The authors gratefully thank Ms. Narumol Sudjai for the statistical analysis and Ms. Waraporn Chalermsuk for graphic materials.

Footnotes

Final revision submitted May 13, 2022; accepted July 5, 2022.

One or more of the authors has declared the following potential conflict of interest or source of funding: Specimens were donated for medical research and subsequently purchased by the Steadman Philippon Research Institute (SPRI) from corresponding tissue banks.
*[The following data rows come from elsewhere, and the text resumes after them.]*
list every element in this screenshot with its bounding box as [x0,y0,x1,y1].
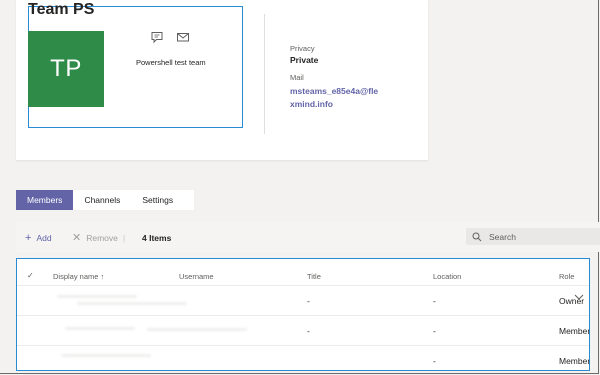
tab-channels[interactable]: Channels [73,190,131,210]
table-header: ✓ Display name ↑ Username Title Location… [17,259,589,284]
col-username[interactable]: Username [179,272,214,281]
col-title[interactable]: Title [307,272,321,281]
redacted-username [77,302,187,305]
table-row[interactable]: - - Member [17,315,589,345]
select-all-checkbox[interactable]: ✓ [27,271,34,280]
cell-location: - [433,296,436,306]
add-member-button[interactable]: + Add [25,232,52,244]
plus-icon: + [25,232,32,244]
cell-location: - [433,356,436,366]
chat-icon[interactable] [150,30,164,44]
privacy-value: Private [290,55,319,65]
sort-ascending-icon: ↑ [100,272,105,281]
members-table: ✓ Display name ↑ Username Title Location… [16,258,590,371]
team-name: Team PS [28,1,95,18]
col-role[interactable]: Role [559,272,574,281]
add-label: Add [36,233,52,243]
chevron-down-icon[interactable] [574,293,584,301]
team-avatar: TP [28,31,104,107]
remove-member-button[interactable]: ✕ Remove [72,232,118,244]
cell-role[interactable]: Member [559,326,589,336]
remove-label: Remove [86,233,118,243]
table-row[interactable]: - - Owner [17,285,589,315]
search-box[interactable] [466,228,600,245]
tab-members[interactable]: Members [16,190,74,210]
search-icon [472,232,482,241]
team-initials: TP [50,55,82,82]
redacted-name [65,327,135,330]
cell-location: - [433,326,436,336]
mail-label: Mail [290,73,304,82]
mail-link[interactable]: msteams_e85e4a@flexmind.info [290,85,380,110]
cell-title: - [307,326,310,336]
cell-role[interactable]: Member [559,356,589,366]
redacted-username [147,328,247,331]
members-toolbar: + Add ✕ Remove | 4 Items [16,222,600,252]
table-row[interactable]: - Member [17,345,589,370]
mail-icon[interactable] [176,30,190,44]
card-divider [264,14,265,134]
team-description: Powershell test team [136,58,206,67]
col-location[interactable]: Location [433,272,461,281]
search-input[interactable] [489,231,589,242]
team-card: Team PS TP Powershell test team Privacy … [16,0,428,160]
redacted-name [57,295,137,298]
col-display-name[interactable]: Display name ↑ [53,272,104,281]
item-count: 4 Items [142,233,172,243]
redacted-name [61,354,151,357]
cell-title: - [307,296,310,306]
tab-bar: Members Channels Settings [16,190,194,210]
close-icon: ✕ [72,232,82,244]
privacy-label: Privacy [290,44,315,53]
toolbar-separator: | [123,233,126,243]
tab-settings[interactable]: Settings [131,190,184,210]
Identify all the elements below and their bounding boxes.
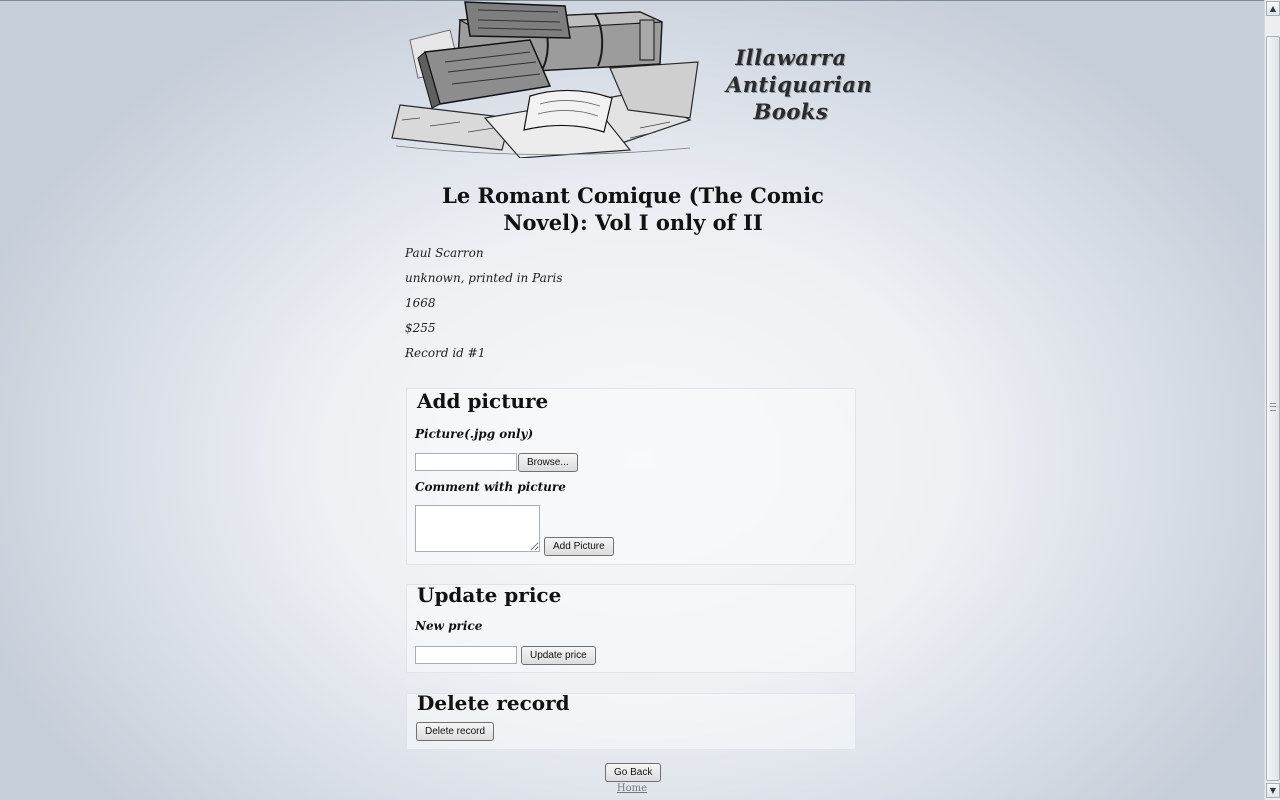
book-details: Paul Scarron unknown, printed in Paris 1… — [405, 244, 855, 369]
scroll-up-arrow-icon[interactable]: ▲ — [1266, 1, 1280, 16]
new-price-input[interactable] — [415, 646, 517, 664]
delete-record-button[interactable]: Delete record — [416, 722, 495, 741]
record-id: Record id #1 — [405, 346, 486, 360]
vertical-scrollbar[interactable]: ▲ ▼ — [1264, 0, 1280, 800]
update-price-button[interactable]: Update price — [521, 646, 596, 665]
update-price-form: Update price New price Update price — [406, 583, 856, 673]
logo-line: Books — [753, 99, 829, 124]
picture-file-input[interactable] — [415, 453, 517, 471]
add-picture-button[interactable]: Add Picture — [544, 537, 614, 556]
logo-line: Illawarra — [735, 45, 847, 70]
browse-button[interactable]: Browse... — [518, 453, 578, 472]
store-logo-text: Illawarra Antiquarian Books — [726, 44, 873, 125]
picture-comment-textarea[interactable] — [415, 505, 540, 552]
home-link[interactable]: Home — [600, 783, 664, 794]
book-year: 1668 — [405, 296, 436, 310]
go-back-button[interactable]: Go Back — [605, 763, 662, 782]
scroll-down-arrow-icon[interactable]: ▼ — [1266, 783, 1280, 798]
picture-label: Picture(.jpg only) — [415, 427, 534, 441]
delete-record-form: Delete record Delete record — [406, 691, 856, 750]
book-title: Le Romant Comique (The Comic Novel): Vol… — [442, 183, 824, 235]
new-price-label: New price — [415, 619, 483, 633]
book-author: Paul Scarron — [405, 246, 484, 260]
add-picture-heading: Add picture — [417, 389, 549, 413]
grip-icon — [1270, 403, 1276, 411]
add-picture-form: Add picture Picture(.jpg only) Browse...… — [406, 388, 856, 565]
delete-record-heading: Delete record — [417, 691, 570, 715]
book-publisher: unknown, printed in Paris — [405, 271, 563, 285]
antique-books-illustration — [391, 1, 699, 158]
comment-label: Comment with picture — [415, 480, 566, 494]
logo-line: Antiquarian — [726, 72, 873, 97]
page: Illawarra Antiquarian Books Le Romant Co… — [0, 0, 1264, 800]
scrollbar-thumb[interactable] — [1266, 36, 1280, 781]
book-price: $255 — [405, 321, 436, 335]
update-price-heading: Update price — [417, 583, 562, 607]
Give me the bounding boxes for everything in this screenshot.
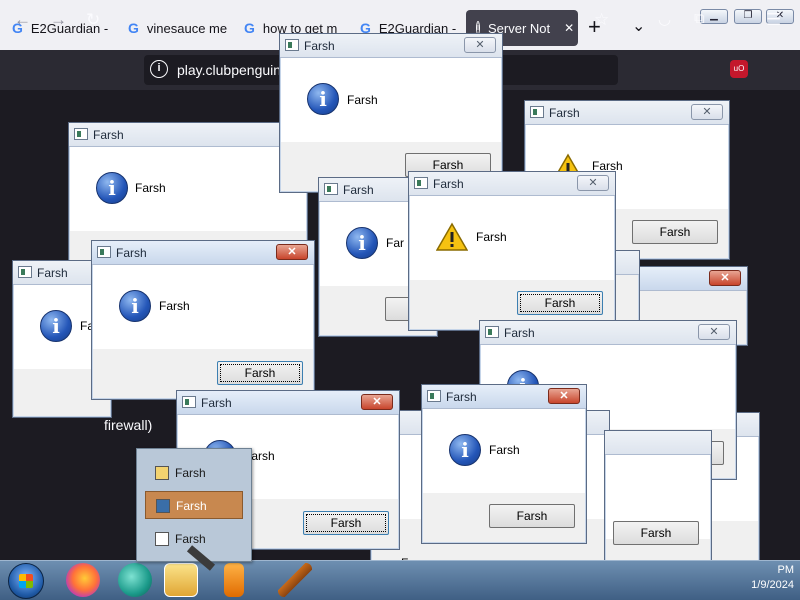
close-button[interactable]: ✕ xyxy=(464,37,496,53)
farsh-button[interactable]: Farsh xyxy=(303,511,389,535)
dialog-title: Farsh xyxy=(93,128,124,142)
edge-icon[interactable] xyxy=(118,563,152,597)
tab-vinesauce[interactable]: Gvinesauce me xyxy=(118,10,230,46)
pocket-icon[interactable]: ◡ xyxy=(658,10,671,28)
firefox-icon[interactable] xyxy=(66,563,100,597)
google-g-icon: G xyxy=(244,20,255,36)
window-icon xyxy=(156,499,170,513)
reload-icon[interactable]: ↻ xyxy=(86,10,100,30)
app-icon xyxy=(74,128,88,140)
app-icon xyxy=(485,326,499,338)
message-dialog[interactable]: Farsh xyxy=(604,430,712,562)
dialog-titlebar[interactable]: Farsh xyxy=(69,123,307,147)
system-clock[interactable]: PM 1/9/2024 xyxy=(738,564,794,591)
dialog-titlebar[interactable]: Farsh ✕ xyxy=(480,321,736,345)
close-tab-icon[interactable]: ✕ xyxy=(564,21,574,35)
warning-icon xyxy=(436,222,468,251)
google-g-icon: G xyxy=(128,20,139,36)
dialog-title: Farsh xyxy=(433,177,464,191)
list-all-tabs-button[interactable]: ⌄ xyxy=(632,16,645,36)
taskbar-jump-list: Farsh Farsh Farsh xyxy=(136,448,252,562)
menu-hamburger-icon[interactable]: ☰ xyxy=(766,10,781,30)
dialog-title: Farsh xyxy=(37,266,68,280)
warning-dialog[interactable]: Farsh ✕ Farsh Farsh xyxy=(408,171,616,331)
clock-date: 1/9/2024 xyxy=(751,579,794,591)
clock-time: PM xyxy=(777,564,795,576)
dialog-titlebar[interactable]: Farsh ✕ xyxy=(177,391,399,415)
site-info-icon[interactable]: i xyxy=(150,60,168,78)
forward-arrow-icon[interactable]: → xyxy=(50,10,67,30)
back-arrow-icon[interactable]: ← xyxy=(14,10,31,30)
dialog-message: Far xyxy=(386,236,404,250)
app-icon xyxy=(182,396,196,408)
dialog-message: Farsh xyxy=(476,230,507,244)
windows-start-button[interactable] xyxy=(8,563,44,599)
information-icon: i xyxy=(96,172,128,204)
restore-button[interactable]: ❐ xyxy=(734,9,762,24)
close-button[interactable]: ✕ xyxy=(698,324,730,340)
dialog-message: Farsh xyxy=(489,443,520,457)
dialog-title: Farsh xyxy=(446,390,477,404)
dialog-titlebar[interactable]: Farsh ✕ xyxy=(280,34,502,58)
extensions-icon[interactable]: ⧉ xyxy=(694,10,705,27)
close-button[interactable]: ✕ xyxy=(691,104,723,120)
information-icon: i xyxy=(346,227,378,259)
file-explorer-icon[interactable] xyxy=(164,563,198,597)
app-icon xyxy=(285,39,299,51)
information-icon: i xyxy=(119,290,151,322)
jump-list-item[interactable]: Farsh xyxy=(145,459,243,487)
farsh-button[interactable]: Farsh xyxy=(632,220,718,244)
dialog-title: Farsh xyxy=(304,39,335,53)
bookmark-star-icon[interactable]: ☆ xyxy=(594,10,609,30)
farsh-button[interactable]: Farsh xyxy=(217,361,303,385)
dialog-titlebar[interactable]: Farsh ✕ xyxy=(409,172,615,196)
dialog-titlebar[interactable]: Farsh ✕ xyxy=(422,385,586,409)
farsh-button[interactable]: Farsh xyxy=(489,504,575,528)
app-icon xyxy=(97,246,111,258)
media-player-icon[interactable] xyxy=(224,563,244,597)
close-button[interactable]: ✕ xyxy=(361,394,393,410)
dialog-title: Farsh xyxy=(549,106,580,120)
url-text[interactable]: play.clubpenguin xyxy=(177,62,281,78)
dialog-title: Farsh xyxy=(116,246,147,260)
information-icon: i xyxy=(449,434,481,466)
dialog-titlebar[interactable] xyxy=(605,431,711,455)
app-icon xyxy=(414,177,428,189)
close-button[interactable]: ✕ xyxy=(577,175,609,191)
app-icon xyxy=(18,266,32,278)
farsh-button[interactable]: Farsh xyxy=(517,291,603,315)
dialog-title: Farsh xyxy=(343,183,374,197)
dialog-title: Farsh xyxy=(201,396,232,410)
message-dialog[interactable]: Farsh ✕ i Farsh Farsh xyxy=(421,384,587,544)
information-icon: i xyxy=(40,310,72,342)
app-icon xyxy=(427,390,441,402)
message-dialog[interactable]: Farsh ✕ i Farsh Farsh xyxy=(91,240,315,400)
app-icon xyxy=(324,183,338,195)
window-icon xyxy=(155,532,169,546)
app-icon xyxy=(530,106,544,118)
ublock-origin-icon[interactable]: uO xyxy=(730,60,748,78)
jump-list-item-selected[interactable]: Farsh xyxy=(145,491,243,519)
close-button[interactable]: ✕ xyxy=(548,388,580,404)
farsh-button[interactable]: Farsh xyxy=(613,521,699,545)
folder-icon xyxy=(155,466,169,480)
close-button[interactable]: ✕ xyxy=(276,244,308,260)
information-icon: i xyxy=(307,83,339,115)
page-error-text: firewall) xyxy=(104,417,153,433)
dialog-message: Farsh xyxy=(135,181,166,195)
close-button[interactable]: ✕ xyxy=(709,270,741,286)
dialog-titlebar[interactable]: Farsh ✕ xyxy=(525,101,729,125)
dialog-title: Farsh xyxy=(504,326,535,340)
knife-icon[interactable] xyxy=(278,563,312,597)
dialog-message: Farsh xyxy=(347,93,378,107)
dialog-titlebar[interactable]: Farsh ✕ xyxy=(92,241,314,265)
message-dialog[interactable]: Farsh ✕ i Farsh Farsh xyxy=(279,33,503,193)
dialog-message: Farsh xyxy=(159,299,190,313)
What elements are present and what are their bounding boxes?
P.J.M. has received research support from Arthrex, Ossur, Siemens, and Smith & Nephew; consulting fees from Arthrex; royalties from Arthrex, Medbridge, and Springer; hospitality payments from Arthrosurface, Merz Pharmaceuticals, Sanofi-Aventis, and Stryker; and stock/stock options from VuMedi. M.T.P. has received consulting fees from Arthrex, JRF Ortho, and SLACK; royalties from Arthrex and Elsevier; and honoraria from Arthrosurface. The SPRI, a 501(c)(3) nonprofit institution supported financially by private donations and corporate support, exercises special care to identify any financial interests or relationships related to research conducted. During the past calendar year, SPRI has received grant funding or in-kind donations from Arthrex, Ossur, Siemens, Smith & Nephew, and DJO. AOSSM checks author disclosures against the Open Payments Database (OPD). AOSSM has not conducted an independent investigation on the OPD and disclaims any liability or responsibility relating thereto.

Ethical approval was not sought for the present study.